Электричества давно уже нет, как не было его нигде всю последнюю треть нашего путешествия, а вместе со светом, разумеется, исчезло и тепло, и мороз проник внутрь тихих, темных домов. Снег никто не чистит, он лежит на улицах, подбираясь к окнам первых этажей, собирается на плоских крышах – и время от времени то одна, то другая не выдерживает и проваливается под его тяжестью. Эта зима не нанесет моему городу слишком большого ущерба – она скоро закончится, и снег растает, но вслед за нею будут еще зимы и еще снегопады, и забьются стоки, и лопнут трубы, и весь он постепенно начнет выкрашиваться и рассыпаться – очень медленно, не сразу, но наверняка, потому что те, кто ухаживал за ним, чистил его и ремонтировал, исчезли и уже не вернутся. Наверное, остались птицы – утки на незамерзающих прудах, вороны над пустырями; возможно, остались бродячие собаки – хотя теперь им, должно быть, нечего стало есть.
Люди тоже остались. Те, кто умер в своих домах, и те, кто умер на улице или в пунктах экстренной помощи, – они все остались там. Я представляю себе, как они лежат, скрытые милосердным морозом и темнотой, словно спящие пчелы в сотах, каждый в своей ячейке, безымянные теперь и одинаковые, ничьи.
Но бывают дни, когда я уверена, что всё это невозможно – вопреки всему, что говорили в новостях, и всему, что мы видели своими глазами, – невозможно, чтобы тринадцать миллионов человек просто умерли все разом, одновременно, не сопротивляясь. Все мы видели только начало – и ни один из нас не видел конца, мы не можем знать точно. Доктор много говорил об иммунитете: «у кого-то, – говорил он, – обязательно должна быть врожденная устойчивость к вирусу»; «так всегда бывает – это статистика, – говорил он и улыбался своей мечтательной детской улыбкой, – какой-то процент населения всегда невосприимчив к любым эпидемиям»; «даже чума убивает не всех, – говорил он, – а это ведь не чума». Наташа тогда чуть было не стукнула его – «не чума, – кричала она, – вот как! что же вы ее не остановили? что же вы не придумали, как им всем помочь, если это не чума? Да мы просто вымерли, как какие-нибудь мамонты, к черту вашу устойчивость, не было никакой устойчивости – там никого нет, там вообще больше никого не осталось, и мы выжили потому, что сбежали, потому что сидим здесь теперь, боясь высунуть нос, а она ждет нас там, снаружи, эта ваша не чума». Потом она плакала, а он виновато сидел рядом и кивал головой, словно всё, что случилось, действительно было на его совести.

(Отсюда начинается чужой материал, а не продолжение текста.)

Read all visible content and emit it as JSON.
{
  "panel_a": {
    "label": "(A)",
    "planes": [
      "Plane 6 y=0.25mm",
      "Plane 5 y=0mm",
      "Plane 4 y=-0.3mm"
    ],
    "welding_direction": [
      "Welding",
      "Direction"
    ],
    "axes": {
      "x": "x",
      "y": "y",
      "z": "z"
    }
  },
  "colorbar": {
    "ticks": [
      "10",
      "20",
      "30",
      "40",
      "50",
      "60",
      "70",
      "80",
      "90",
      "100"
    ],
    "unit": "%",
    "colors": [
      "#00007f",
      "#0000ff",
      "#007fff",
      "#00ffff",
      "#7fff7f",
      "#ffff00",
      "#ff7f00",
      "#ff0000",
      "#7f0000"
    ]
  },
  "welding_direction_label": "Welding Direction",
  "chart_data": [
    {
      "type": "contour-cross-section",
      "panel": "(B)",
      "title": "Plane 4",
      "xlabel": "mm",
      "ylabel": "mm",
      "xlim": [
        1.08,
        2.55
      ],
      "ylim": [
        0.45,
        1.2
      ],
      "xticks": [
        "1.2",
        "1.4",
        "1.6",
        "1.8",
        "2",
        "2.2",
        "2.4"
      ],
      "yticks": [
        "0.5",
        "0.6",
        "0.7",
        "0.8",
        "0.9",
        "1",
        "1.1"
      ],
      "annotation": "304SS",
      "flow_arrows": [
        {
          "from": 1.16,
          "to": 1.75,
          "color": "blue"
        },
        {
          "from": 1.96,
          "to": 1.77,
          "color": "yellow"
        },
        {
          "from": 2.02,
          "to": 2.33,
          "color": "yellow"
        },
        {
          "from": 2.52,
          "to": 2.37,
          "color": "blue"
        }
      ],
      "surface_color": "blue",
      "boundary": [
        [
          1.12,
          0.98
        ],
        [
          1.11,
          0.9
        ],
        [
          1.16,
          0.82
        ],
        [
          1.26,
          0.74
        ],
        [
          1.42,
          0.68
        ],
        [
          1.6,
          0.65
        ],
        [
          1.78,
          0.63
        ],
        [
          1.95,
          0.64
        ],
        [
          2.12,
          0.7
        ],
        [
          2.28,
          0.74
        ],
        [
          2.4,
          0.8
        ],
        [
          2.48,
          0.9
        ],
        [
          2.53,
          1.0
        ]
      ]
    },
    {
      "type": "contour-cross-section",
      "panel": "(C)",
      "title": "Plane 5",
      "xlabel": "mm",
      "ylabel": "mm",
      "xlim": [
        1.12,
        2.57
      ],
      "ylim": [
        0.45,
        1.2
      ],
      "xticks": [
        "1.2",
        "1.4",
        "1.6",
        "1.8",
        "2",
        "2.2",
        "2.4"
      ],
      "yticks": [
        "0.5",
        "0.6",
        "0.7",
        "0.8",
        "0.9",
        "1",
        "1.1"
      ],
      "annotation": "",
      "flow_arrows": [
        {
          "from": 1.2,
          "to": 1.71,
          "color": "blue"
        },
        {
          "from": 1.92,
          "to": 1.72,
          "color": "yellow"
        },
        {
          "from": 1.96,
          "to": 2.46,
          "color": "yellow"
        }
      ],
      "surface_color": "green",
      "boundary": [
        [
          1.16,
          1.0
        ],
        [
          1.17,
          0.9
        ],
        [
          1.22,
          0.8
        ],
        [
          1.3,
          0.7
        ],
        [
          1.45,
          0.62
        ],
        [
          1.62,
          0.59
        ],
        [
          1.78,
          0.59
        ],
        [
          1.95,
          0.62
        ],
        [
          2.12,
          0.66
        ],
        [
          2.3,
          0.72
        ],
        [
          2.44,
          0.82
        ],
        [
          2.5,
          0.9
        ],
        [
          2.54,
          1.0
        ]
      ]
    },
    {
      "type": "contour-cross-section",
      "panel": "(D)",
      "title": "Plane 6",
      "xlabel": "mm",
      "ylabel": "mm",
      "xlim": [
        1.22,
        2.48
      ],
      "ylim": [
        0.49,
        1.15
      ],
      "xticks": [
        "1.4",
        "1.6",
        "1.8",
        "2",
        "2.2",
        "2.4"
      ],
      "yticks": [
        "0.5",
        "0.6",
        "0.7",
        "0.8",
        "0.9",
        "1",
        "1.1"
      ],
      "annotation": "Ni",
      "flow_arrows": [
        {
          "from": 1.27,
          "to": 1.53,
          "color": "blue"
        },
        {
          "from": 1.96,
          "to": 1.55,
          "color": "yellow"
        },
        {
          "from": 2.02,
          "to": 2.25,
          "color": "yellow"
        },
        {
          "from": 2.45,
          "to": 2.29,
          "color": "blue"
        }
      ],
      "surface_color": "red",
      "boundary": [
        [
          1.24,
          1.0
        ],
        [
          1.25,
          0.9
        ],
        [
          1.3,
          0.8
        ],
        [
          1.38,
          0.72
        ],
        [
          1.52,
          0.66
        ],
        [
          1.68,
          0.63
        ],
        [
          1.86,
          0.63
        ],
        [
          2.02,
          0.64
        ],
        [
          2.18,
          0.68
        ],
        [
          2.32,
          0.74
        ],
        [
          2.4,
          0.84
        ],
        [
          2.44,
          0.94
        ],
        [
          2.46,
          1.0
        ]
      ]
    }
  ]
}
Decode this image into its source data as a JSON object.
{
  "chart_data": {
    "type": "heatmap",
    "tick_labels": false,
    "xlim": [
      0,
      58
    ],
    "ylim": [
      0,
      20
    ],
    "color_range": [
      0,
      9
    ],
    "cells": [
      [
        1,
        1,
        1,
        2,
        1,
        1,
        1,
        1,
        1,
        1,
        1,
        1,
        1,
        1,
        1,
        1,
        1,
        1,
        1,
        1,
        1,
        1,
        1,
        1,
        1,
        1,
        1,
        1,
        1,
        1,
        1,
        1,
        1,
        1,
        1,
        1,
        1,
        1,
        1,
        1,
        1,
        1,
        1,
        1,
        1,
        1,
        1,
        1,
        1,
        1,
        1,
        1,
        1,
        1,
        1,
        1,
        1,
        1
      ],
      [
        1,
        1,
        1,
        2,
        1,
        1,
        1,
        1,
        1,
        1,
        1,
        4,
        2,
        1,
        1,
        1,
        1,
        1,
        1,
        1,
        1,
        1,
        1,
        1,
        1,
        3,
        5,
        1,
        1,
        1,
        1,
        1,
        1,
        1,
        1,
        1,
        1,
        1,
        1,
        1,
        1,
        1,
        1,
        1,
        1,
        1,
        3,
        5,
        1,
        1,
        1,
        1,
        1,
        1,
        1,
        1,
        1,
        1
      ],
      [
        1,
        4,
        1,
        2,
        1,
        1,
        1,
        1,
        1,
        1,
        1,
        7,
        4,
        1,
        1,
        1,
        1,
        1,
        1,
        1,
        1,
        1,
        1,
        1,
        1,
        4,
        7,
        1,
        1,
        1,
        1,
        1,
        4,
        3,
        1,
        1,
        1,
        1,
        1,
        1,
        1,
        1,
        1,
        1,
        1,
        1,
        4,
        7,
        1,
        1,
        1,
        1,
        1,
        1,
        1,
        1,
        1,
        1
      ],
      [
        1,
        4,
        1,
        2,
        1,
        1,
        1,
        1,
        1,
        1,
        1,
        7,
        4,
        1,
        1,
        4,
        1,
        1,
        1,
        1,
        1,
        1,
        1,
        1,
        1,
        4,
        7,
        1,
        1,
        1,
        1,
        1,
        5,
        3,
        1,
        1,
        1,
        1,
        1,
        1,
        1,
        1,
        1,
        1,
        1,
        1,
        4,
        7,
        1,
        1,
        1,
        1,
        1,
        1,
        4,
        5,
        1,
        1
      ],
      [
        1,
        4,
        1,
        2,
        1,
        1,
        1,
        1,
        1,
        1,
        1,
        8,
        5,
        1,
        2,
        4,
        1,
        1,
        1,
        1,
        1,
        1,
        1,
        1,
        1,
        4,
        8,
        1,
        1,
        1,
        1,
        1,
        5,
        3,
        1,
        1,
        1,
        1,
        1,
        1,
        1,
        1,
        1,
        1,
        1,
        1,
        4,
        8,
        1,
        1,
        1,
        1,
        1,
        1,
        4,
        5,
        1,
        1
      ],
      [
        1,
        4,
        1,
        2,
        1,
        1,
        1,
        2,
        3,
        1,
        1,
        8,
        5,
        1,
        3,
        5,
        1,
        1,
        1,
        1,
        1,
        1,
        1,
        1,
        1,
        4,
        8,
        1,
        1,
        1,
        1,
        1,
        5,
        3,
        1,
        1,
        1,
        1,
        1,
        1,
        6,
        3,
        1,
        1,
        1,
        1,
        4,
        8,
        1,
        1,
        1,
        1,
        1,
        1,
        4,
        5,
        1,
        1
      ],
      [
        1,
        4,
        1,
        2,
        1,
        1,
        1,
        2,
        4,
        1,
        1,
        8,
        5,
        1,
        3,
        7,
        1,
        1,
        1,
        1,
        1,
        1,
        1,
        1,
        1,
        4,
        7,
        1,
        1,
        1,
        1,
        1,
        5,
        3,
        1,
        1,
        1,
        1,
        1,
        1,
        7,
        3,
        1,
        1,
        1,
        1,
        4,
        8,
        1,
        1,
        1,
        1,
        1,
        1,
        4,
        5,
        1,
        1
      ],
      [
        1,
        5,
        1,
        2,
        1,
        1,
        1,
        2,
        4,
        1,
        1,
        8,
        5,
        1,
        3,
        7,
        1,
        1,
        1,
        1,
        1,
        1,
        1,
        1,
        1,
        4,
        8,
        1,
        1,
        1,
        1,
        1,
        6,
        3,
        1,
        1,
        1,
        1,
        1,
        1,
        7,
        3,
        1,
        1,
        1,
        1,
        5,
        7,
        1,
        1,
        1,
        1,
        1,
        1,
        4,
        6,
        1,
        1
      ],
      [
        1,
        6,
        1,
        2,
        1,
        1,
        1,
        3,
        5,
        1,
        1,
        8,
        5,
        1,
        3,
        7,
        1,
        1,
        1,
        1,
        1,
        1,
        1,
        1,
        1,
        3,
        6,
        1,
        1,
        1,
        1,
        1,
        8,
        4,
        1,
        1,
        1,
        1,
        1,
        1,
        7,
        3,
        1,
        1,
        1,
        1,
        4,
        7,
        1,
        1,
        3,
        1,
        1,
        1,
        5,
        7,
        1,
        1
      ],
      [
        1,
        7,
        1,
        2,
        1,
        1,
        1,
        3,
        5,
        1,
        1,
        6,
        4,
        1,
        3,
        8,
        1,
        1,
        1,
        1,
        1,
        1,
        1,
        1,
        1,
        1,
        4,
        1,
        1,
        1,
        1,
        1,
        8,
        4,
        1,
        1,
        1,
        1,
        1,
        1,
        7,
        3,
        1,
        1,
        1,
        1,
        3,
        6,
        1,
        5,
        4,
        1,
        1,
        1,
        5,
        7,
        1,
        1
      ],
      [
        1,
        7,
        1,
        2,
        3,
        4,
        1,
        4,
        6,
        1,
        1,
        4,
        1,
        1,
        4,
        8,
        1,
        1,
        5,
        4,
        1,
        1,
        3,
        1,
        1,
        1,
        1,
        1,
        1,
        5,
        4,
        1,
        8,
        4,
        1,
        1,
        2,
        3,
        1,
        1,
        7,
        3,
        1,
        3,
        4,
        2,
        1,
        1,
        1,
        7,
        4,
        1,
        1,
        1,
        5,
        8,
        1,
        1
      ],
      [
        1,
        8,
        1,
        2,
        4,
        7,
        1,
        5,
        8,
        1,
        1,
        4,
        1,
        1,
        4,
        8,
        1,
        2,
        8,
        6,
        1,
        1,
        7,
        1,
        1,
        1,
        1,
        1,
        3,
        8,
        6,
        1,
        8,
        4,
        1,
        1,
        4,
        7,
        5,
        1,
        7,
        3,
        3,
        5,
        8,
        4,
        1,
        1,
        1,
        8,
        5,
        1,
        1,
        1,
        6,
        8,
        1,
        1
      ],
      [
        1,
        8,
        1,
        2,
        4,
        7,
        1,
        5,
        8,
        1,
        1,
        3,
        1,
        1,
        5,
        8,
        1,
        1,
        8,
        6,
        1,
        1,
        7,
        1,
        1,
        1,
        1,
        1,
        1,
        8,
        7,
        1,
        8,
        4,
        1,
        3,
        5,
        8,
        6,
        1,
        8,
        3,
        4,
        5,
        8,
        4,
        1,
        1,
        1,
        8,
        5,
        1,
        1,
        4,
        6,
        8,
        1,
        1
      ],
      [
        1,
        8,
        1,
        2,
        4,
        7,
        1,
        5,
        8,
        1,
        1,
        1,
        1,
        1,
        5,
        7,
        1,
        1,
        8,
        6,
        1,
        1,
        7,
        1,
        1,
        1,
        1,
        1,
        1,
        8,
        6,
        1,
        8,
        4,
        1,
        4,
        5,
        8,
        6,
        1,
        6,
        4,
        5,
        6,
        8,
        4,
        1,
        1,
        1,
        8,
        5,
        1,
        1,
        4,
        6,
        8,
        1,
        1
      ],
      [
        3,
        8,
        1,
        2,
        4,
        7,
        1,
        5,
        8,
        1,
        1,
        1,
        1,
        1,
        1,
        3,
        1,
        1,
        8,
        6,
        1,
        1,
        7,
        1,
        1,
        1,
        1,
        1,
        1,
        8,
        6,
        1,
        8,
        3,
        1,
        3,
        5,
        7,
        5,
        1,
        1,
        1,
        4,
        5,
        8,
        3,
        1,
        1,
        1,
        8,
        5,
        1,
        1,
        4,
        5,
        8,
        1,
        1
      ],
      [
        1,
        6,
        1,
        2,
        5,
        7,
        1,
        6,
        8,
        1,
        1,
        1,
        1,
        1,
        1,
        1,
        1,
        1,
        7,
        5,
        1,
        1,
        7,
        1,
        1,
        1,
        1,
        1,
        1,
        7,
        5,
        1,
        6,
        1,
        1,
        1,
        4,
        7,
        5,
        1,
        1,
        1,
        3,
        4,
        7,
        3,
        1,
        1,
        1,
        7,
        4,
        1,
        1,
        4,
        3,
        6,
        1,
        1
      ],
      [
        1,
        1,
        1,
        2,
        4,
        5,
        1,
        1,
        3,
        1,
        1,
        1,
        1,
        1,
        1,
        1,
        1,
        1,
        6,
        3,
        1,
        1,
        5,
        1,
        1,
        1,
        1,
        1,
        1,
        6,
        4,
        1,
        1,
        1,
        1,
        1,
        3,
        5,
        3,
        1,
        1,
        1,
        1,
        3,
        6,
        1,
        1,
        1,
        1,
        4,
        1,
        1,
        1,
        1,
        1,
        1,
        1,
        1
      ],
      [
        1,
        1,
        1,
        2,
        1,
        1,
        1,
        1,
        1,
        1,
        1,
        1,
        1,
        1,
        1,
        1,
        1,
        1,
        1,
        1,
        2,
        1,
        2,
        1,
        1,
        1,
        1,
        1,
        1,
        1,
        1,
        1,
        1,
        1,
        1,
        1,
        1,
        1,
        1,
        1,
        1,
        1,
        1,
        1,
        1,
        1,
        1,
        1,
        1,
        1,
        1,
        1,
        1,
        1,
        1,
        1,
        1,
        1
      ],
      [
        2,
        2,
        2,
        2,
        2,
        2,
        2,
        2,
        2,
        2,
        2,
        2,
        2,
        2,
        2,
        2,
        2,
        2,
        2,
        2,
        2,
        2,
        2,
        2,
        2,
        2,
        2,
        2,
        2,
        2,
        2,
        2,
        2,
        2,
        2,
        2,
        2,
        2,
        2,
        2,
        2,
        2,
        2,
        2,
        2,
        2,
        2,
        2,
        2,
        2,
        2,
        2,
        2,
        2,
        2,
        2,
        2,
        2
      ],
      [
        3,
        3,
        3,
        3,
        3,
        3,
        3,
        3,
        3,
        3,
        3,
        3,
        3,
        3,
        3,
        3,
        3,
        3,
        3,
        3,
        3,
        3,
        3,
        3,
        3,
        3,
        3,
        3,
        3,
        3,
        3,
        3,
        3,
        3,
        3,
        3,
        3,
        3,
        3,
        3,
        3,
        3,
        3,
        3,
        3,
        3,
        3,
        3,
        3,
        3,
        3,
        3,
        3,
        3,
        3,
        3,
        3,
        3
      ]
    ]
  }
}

Бедный, бедный доктор. Надо было ему остаться здесь, с нами, – и тогда он был бы жив.
Иногда я думаю, что доктор был прав. Что, может быть, мы всё-таки уехали зря. Что, вполне возможно, всё самое страшное уже позади, эпидемия выгорела, и они вернулись – те, кто не заразился (если такие действительно были), вместе с теми, кто спрятался не так далеко. А мы так и будем жить здесь, в самом центре пограничной зоны отчуждения, которую даже нет смысла охранять – потому что ни один человек не смог бы пройти восемьдесят километров по тайге пешком; мы останемся здесь, потому что наши машины, замерзающие сейчас с пустыми баками на том берегу, совершенно уже бесполезны, и мы можем провести здесь год, два, десять лет – и никогда даже не узнаем о том, что всё закончилось.
А иногда мне кажется, что все действительно умерли – вообще все, и мы остались совершенно одни. Последние одиннадцать человек посреди зимы – восемь взрослых, трое детей. И я правда не знаю, какая из этих мыслей пугает меня больше.